Precise Mean With Numerical Quadrature

Because the probability density sampled by the MC chain is one-dimensional, it is feasible to compute the mean using numerical quadrature, which is much more accurate than the Monte Carlo estimate. (For production simulations, Monte Carlo is only advantageous for high-dimensional problems.)

As shown in the code below, the difference between the quadrature and Monte Carlo estimates is on the order of the estimated uncertainty of the MC result.

numer_quad = quad(lambda r: r * np.exp(logprob(r)), 0, 50)[0]
denom_quad = quad(lambda r: np.exp(logprob(r)), 0, 50)[0]
mean_quad = numer_quad / denom_quad
print(f"Quadrature  E[r]   ≈ {mean_quad:8.5f}")
print(f"Monte Carlo E[r]   ≈ {mean_mc:8.5f}")
print(f"|Difference|       = {abs(mean_quad - mean_mc):8.5f}")
print(f"Estimated MC error = {error_mc:8.5f}")
Quadrature  E[r]   ≈  5.28043
Monte Carlo E[r]   ≈  5.28666
|Difference|       =  0.00623
Estimated MC error =  0.00793

Autocorrelation time

The Lorentz model estimates the exponential correlation time [Sok97] from the width of the peak at zero frequency in the spectrum.
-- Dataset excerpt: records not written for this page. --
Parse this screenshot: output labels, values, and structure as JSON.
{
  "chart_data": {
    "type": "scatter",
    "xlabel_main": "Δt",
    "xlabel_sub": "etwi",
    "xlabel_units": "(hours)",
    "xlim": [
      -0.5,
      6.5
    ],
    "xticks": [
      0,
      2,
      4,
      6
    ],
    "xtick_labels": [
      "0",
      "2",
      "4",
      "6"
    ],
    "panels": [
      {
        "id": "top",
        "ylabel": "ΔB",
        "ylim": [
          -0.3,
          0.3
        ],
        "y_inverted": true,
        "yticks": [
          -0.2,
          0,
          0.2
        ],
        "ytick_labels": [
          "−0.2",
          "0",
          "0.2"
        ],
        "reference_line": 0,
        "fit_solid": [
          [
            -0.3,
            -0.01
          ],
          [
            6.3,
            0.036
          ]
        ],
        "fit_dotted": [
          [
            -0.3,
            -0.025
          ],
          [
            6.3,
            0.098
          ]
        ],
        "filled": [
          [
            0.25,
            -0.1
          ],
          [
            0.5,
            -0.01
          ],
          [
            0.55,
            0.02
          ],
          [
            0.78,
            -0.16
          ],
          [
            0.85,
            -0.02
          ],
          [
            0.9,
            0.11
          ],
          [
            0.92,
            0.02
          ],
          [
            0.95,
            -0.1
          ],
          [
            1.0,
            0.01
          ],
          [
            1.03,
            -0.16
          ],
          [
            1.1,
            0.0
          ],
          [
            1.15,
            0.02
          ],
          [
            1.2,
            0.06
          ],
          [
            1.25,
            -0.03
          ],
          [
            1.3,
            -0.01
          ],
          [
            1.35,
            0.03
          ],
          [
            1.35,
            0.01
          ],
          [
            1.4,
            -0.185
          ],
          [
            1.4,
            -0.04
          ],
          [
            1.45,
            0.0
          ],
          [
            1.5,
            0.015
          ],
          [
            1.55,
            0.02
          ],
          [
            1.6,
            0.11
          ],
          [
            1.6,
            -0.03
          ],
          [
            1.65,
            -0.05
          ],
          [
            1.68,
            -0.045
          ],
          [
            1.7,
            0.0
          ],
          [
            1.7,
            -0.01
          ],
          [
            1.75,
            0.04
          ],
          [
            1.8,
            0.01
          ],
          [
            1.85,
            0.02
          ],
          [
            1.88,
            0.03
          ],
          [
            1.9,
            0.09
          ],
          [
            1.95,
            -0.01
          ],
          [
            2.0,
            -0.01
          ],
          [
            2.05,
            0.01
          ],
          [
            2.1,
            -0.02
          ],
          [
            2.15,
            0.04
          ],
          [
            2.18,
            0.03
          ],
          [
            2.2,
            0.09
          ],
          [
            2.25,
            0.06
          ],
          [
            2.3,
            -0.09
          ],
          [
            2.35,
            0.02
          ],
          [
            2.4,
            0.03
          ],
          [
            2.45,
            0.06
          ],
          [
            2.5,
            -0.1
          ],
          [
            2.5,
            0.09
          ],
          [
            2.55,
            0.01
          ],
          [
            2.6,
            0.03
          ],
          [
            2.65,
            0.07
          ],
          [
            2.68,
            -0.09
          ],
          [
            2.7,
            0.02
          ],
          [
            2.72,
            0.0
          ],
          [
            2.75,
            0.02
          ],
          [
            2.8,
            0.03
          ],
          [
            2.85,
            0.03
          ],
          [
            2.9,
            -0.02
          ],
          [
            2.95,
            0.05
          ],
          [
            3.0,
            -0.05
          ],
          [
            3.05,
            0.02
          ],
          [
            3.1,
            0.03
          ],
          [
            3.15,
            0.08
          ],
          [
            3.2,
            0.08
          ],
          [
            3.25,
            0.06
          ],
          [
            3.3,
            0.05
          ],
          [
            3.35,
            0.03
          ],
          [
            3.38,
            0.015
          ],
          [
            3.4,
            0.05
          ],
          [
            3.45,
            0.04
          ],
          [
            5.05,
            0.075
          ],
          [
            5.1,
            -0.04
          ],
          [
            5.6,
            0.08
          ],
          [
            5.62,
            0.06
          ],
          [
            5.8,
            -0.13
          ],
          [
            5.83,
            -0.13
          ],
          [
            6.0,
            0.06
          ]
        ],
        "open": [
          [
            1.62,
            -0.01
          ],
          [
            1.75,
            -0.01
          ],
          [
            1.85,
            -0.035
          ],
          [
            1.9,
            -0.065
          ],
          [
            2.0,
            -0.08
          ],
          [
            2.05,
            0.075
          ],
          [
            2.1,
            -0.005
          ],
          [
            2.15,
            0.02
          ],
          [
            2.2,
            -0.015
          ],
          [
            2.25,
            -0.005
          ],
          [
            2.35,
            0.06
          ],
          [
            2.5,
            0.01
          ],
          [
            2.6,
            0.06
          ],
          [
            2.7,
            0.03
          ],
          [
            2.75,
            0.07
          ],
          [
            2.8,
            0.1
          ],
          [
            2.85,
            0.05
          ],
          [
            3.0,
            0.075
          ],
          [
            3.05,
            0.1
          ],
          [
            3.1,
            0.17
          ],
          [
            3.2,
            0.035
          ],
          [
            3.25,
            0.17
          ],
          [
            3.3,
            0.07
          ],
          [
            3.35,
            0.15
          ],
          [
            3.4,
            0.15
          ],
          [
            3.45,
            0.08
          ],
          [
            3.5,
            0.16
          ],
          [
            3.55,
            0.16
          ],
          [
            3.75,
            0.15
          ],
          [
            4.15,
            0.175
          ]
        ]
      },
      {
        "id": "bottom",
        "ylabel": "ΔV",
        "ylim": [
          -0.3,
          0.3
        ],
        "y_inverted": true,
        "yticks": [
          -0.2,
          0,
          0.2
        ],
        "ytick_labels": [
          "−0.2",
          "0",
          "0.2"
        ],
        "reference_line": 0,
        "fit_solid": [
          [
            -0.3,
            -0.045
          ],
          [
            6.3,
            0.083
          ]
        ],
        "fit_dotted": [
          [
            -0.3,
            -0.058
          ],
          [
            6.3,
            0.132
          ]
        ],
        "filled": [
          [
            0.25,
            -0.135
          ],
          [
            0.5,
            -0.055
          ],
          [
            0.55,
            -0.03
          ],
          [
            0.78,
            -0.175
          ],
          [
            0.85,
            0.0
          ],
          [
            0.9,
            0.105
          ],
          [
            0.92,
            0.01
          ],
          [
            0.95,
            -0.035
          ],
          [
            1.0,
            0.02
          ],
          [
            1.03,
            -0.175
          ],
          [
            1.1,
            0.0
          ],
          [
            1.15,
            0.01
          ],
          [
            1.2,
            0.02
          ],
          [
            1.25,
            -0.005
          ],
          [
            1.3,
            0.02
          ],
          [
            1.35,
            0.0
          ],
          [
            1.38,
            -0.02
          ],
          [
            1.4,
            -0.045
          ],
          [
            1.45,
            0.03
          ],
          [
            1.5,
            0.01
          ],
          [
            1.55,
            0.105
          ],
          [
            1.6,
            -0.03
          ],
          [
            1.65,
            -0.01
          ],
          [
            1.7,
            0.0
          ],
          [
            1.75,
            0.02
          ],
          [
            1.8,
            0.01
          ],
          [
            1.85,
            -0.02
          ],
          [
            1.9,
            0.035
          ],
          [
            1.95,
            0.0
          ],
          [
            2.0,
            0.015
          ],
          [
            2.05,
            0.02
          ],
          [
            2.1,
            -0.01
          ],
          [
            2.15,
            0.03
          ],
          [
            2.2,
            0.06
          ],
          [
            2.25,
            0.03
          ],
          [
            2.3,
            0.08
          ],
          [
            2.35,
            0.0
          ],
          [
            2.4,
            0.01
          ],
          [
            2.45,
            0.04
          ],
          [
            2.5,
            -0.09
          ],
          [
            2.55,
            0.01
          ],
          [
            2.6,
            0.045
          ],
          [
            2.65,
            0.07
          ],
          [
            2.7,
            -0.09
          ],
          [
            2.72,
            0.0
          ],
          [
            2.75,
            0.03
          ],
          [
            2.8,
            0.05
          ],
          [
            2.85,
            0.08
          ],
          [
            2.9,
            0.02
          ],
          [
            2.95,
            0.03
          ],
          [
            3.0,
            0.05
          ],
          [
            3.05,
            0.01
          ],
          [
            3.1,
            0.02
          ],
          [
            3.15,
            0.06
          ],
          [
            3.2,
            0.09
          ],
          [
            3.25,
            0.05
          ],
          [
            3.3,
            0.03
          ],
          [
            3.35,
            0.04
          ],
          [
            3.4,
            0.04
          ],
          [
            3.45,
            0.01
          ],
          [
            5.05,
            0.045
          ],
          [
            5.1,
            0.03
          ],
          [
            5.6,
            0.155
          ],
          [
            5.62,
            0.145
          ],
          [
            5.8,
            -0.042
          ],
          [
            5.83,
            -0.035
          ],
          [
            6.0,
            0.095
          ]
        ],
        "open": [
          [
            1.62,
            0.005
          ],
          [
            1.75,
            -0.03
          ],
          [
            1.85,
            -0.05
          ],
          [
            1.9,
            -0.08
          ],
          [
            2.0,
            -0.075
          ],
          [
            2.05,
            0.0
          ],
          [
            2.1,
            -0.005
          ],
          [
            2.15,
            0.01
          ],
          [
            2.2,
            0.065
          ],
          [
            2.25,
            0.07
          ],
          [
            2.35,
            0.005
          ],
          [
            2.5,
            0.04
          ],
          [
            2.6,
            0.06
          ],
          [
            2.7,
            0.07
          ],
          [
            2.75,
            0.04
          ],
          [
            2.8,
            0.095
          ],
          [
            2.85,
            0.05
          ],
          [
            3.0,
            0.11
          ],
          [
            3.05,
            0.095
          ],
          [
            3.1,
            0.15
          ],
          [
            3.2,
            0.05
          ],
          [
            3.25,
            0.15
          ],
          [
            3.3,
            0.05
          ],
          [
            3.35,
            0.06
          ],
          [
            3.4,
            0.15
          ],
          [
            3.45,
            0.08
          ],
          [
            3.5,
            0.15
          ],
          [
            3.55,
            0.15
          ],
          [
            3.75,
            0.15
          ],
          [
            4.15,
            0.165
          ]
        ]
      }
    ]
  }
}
It may differ from the integrated autocorrelation time. Only if the autocorrelation function is nothing but an exponentially decaying function, both should match.

print("Autocorrelation times:")
print(f"exponential: {result.corrtime_exp:5.2f} ± {result.corrtime_exp_std:5.2f}")
print(f"integrated:  {result.corrtime_int:5.2f} ± {result.corrtime_int_std:5.2f}")
Autocorrelation times:
exponential: 12.58 ±  0.57
integrated:  12.28 ±  0.49

Here, the deviation between the two autocorrelation times falls within the uncertainty of the estimates. This is the expected result, since the Lorentzian model is able to explain the whole spectrum.

Regression Tests

If you are experimenting with this notebook, you can ignore any exceptions below. The tests are only meant to pass for the notebook in its original form.

if abs(mean_mc - 5.28666) > 1e-3:
    raise ValueError(f"Wrong mean_mc: {mean_mc:.5f}")
if abs(error_mc - 0.00794) > 1e-3:
    raise ValueError(f"Wrong error_mc: {error_mc:.5f}")